Unconventional reservoirs have high initial production rates followed by a steep decline as compared to conventional reservoirs. The increase in the net stress with the production results in matrix and fissure permeability reduction and hydraulic fracture compaction and conductivity impairment due to proppant embedment. At the same time, the pressure decline will result in gas slippage and matrix permeability enhancement. The impact of the net stress and pore pressure changes are often neglected when evaluating the production performance of the shale wells. The objectives of this study are to investigate the impacts of net stress changes (geomechanical) and pore pressure changes (gas slippage) on the gas production from horizontal wells with multiple hydraulic fractures completed in the Marcellus Shale. Laboratory measurements on Marcellus shale core plugs provided the foundation for evaluating the impact of pore pressure and net stress changes on the matrix permeability. Additionally, these laboratory measurements on Marcellus shale core plugs provided the fissure closure stress. The results of the published studies on Marcellus shale core plugs were also utilized to develop relationships for hydraulic fracture conductivity and the fissure permeability as a function of the net stress in the shale. Core, log, completion, stimulation, and production data from the wells located at the Marcellus Shale Energy and Environment Laboratory (MSEEL) were utilized to generate the formation and completion properties for the base model for a horizontal well completed in Marcellus Shale. The results of the laboratory measurements and published studies were then incorporated into the base model to account for the impact of the stress on the matrix, fissure, and hydraulic fracture permeability (conductivity), and consequently on the production performance.
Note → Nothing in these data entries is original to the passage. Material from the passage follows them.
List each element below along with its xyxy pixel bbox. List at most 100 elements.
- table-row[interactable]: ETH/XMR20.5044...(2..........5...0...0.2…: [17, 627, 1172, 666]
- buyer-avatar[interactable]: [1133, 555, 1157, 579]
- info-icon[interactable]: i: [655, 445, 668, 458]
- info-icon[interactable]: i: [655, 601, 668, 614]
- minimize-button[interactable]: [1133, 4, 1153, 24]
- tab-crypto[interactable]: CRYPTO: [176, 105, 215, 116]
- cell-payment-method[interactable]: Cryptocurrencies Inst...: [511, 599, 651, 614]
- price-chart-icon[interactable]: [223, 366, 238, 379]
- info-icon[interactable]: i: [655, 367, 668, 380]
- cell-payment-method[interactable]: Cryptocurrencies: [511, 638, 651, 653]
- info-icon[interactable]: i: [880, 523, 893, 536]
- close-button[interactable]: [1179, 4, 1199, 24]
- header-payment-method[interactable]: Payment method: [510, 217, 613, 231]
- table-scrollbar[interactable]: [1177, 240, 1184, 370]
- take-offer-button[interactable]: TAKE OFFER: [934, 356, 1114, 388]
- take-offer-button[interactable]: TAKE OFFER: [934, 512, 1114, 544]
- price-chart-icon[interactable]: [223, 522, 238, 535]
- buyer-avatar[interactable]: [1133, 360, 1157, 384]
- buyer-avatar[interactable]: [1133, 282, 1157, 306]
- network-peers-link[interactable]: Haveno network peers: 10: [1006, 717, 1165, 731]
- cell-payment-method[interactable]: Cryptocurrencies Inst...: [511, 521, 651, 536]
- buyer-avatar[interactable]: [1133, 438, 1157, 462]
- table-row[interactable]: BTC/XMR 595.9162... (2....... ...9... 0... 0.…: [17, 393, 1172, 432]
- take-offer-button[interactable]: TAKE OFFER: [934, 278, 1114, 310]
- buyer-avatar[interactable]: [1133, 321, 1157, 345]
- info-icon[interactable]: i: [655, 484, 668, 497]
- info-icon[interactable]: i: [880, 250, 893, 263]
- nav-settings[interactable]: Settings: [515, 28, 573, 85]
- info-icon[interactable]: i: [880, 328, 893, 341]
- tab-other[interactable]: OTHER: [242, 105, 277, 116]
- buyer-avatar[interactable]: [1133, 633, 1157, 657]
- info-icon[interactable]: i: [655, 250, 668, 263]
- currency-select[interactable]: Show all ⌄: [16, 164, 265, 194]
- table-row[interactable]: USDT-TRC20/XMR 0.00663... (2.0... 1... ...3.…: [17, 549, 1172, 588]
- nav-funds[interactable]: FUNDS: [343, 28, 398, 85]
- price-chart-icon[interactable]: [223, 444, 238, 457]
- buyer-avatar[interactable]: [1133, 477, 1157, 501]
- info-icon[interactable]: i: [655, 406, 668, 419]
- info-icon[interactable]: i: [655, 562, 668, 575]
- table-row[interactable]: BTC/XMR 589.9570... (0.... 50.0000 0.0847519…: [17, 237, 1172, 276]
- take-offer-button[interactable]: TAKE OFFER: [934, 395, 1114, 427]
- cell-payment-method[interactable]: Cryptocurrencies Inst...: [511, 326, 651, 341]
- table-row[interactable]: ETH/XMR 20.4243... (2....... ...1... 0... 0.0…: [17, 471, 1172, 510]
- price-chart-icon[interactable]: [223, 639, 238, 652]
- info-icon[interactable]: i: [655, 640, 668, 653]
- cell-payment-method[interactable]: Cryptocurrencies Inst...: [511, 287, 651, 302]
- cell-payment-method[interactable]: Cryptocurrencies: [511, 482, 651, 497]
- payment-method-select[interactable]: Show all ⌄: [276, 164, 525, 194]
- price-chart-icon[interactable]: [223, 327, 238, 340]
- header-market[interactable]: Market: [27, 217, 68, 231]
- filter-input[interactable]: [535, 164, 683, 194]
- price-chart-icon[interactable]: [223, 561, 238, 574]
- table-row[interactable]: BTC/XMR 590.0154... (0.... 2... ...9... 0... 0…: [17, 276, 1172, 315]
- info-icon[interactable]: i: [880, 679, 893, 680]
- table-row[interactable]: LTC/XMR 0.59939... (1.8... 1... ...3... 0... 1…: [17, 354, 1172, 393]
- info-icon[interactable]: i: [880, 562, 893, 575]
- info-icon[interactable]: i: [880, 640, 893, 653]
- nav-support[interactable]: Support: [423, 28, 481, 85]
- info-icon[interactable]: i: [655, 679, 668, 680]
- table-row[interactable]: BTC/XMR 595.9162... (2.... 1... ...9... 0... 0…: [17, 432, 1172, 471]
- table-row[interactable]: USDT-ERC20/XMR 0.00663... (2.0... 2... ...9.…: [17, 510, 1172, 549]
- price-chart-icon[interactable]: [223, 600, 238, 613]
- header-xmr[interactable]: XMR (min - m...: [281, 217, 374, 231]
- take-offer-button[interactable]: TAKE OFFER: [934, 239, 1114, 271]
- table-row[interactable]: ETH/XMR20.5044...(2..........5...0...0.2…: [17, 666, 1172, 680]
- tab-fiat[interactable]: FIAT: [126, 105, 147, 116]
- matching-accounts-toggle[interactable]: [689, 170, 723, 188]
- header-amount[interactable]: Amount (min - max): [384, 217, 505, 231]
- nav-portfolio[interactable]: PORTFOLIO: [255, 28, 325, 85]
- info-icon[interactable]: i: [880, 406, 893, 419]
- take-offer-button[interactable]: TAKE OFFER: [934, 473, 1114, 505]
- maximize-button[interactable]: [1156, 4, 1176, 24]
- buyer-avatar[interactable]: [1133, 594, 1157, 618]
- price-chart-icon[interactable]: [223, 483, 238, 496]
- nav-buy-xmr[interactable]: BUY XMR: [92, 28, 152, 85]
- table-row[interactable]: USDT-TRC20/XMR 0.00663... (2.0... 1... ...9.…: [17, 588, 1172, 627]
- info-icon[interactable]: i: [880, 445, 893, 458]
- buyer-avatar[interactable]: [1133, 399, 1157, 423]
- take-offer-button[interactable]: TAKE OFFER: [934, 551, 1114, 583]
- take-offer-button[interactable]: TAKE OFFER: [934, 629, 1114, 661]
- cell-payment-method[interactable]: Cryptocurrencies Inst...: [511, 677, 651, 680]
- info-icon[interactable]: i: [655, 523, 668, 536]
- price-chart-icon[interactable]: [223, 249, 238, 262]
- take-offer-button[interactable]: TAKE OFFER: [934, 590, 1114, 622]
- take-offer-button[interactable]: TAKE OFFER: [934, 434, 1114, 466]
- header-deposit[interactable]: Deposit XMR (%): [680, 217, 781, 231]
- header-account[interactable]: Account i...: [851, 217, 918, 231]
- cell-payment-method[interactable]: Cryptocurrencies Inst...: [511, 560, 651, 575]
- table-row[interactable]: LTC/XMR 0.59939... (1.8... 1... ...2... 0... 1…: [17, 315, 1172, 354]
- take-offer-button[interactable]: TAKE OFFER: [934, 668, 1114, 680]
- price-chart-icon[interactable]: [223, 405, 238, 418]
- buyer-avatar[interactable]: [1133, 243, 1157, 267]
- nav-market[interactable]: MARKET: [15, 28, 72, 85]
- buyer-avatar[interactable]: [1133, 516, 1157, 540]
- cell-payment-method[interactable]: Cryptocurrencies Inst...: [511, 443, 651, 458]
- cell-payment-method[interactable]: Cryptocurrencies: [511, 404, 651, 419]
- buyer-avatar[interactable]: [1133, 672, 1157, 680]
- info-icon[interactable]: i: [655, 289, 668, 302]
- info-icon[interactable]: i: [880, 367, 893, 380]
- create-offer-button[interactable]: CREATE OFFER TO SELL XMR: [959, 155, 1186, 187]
The model was utilized to determine the effective properties of the hydraulic fractures by history matching the production data from two horizontal wells at MSEEL site. For the comparison purposes, the geomechanical effects were excluded from the model, individually and all combined, to history match the same production data from the horizontal wells. The results indicated that the geomechanical effects for fissure permeability have a significant impact on gas production as compared to geomechanical effect for matrix permeability and hydraulic fracture conductivity. The gas slippage was found to have an insignificant impact on the production. The base model was finally used to perform a number of parametric studies to investigate the impact of fracture half-length, initial fracture conductivity, and fracture stages spacing on the stress-dependent fissure permeability.